Почему сняли Вашаломидзе, я от него узнал по дороге. Дело было в том, что заключенные были не в состоянии выполнять непомерно высокие нормы, которые были вдвое больше, чем для вольнонаемных. Нормы были рассчитаны на 12-ти часовой рабочий день. Только при 100% выполнении нормы мы получали 1 кило черного хлеба и утром и вечером черпак каши.
Ворошилов, желая сохранить рабочую силу и получать премии, требовал от десятников приписки. Если лесоруб не выполнял норму, надо было ему приписать несколько бревен, фактически несуществующих. А Вашаломидзе со своей штаб-офицерской закваской категорически отказался, назвав это мошенничеством. Он меня предупредил, что с сегодняшнего дня я сдаю отчет о дневной выработке и могу делать, как мне заблагорассудится.
Акакий был большой знаток лесного дела. Он безошибочно определял ассортимент и сорт данного бревна. Он стал на пень и точно определял диаметр торца на расстоянии. Мы заготовляли авиа и палубник двух сортов, понтон, шпалу, баланс, крепеж, пиловочник и стройлес трех сортов, подтоварник двух сортов, дрова и другое. Каждый сорт имел свою норму и еще в зависимости от диаметра торца. Вокруг нас гремели падающие деревья, а мы среди них ходили от одного звена к другому под крики «берегись!», когда падала сосна или лиственница. Акакий осматривал упавшие стволы и советовал, как их разделать, сколько откомлить, где отрезать, например, авиа 1 сорт, а дальше 6,5 метра пиловочника, затем 4,5 метра строй, а остальное на дрова. Чем выше сортность, тем меньше норма.
Две недели я ходил с Акакием по бригаде, потом он ходил со мною, наблюдал за моей работой и, где надо, поправлял меня. Не забыть мне никогда этого благородного человека. Он бы мог пустить меня на самотек, и я бы никогда не справился с работой. Но он и научил меня, как учитывать на фанерке выработку каждого заключенного, заставил меня вызубрить наизусть кубатурник, так что я, еще не вернувшись вечером в контору, уже здесь в лесу точно знал, сколько кому добавить «на горбушку». Вот так я, благодаря Акакию, стал «лучшим десятником отделения», как Буяк меня однажды отметил на совещании руководителей производства.
****
...как проходил обычный рабочий день. Утром в 5 часов раздался во дворе удар по рельсу, висящему на столбе, Дневальный (обычно обессиленный старик, по инвалидности освобожденный от обычных работ) закричал: - Подъем! Все наскоро поднялись, быстро обмотали портянки и надели лапти. (В каждом лагпункте был свой лаптеплет, которому завидовали люди с высшим образованием - профессора, инженеры, занятые на лесоповале). Затем умывались: зимой умывальники были в бараках, в теплое время - во дворе. Женщины умывались всегда в своем бараке. Потом (минут через 15) раздался крик: - На проверку становись!
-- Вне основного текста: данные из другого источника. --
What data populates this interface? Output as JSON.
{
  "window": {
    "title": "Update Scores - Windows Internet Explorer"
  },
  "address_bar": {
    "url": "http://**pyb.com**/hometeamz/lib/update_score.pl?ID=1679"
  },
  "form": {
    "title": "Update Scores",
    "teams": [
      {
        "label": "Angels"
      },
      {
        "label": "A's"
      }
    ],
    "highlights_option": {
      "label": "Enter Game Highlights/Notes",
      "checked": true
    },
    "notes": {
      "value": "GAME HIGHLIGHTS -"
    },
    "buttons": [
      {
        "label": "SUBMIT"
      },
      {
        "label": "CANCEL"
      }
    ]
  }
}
Все заключенные строились в два ряда во дворе. Охранники пошли сначала по баракам и считали больных, освобожденных от работы. С ними ходил «лекпом» (врач или фельдшер), чтобы под видом больных не остались «отказчики». Считали не построенных повара с помощником в столовой, а также женщин в женском бараке. Потом пошли охранники считать построенных во дворе. Если количество зеков сошлось, тогда нас распускали. А бывало, что у них не сходилось, тогда мы иногда в холод и ненастье стояли на ногах полчаса и больше. А как правило, в мороз или дождь нас считали не во дворе, а в бараках. Бывало в выходной день охрана давала нам выспаться и считала нас спящими.
После проверки отправлялись побригадно в столовую. Бригадир подходит к раздаче и следит, чтобы не затесался посторонний. У повара на раздаче был список: количество едоков по бригадам. Каждому давалось количество хлеба в зависимости от того, сколько он позавчера заработал, хлеб раздавал (не в столовой) хлеборез по списку, составленному в бухгалтерии.
За 100% -1 килограмм, за 80% - 600 грамм, а до 50% - 300 грамм. В столовую мы уже приходили с «пайкой» и получали черпачок каши (без масла) в миску. Были счастливчики - владельцы котелка. Туда помещалось больше, чем в миску. Каждый имел свою деревянную ложку. Потерять ложку значило остаться голодным.У меня уже на Верх-Шольчино оказался котелок, который меня провожал несколько лет. Он остался на койке умершего старика, и я его присвоил. Это была жалкая, черная, железная посудина, спасшая меня не один раз от голодной смерти...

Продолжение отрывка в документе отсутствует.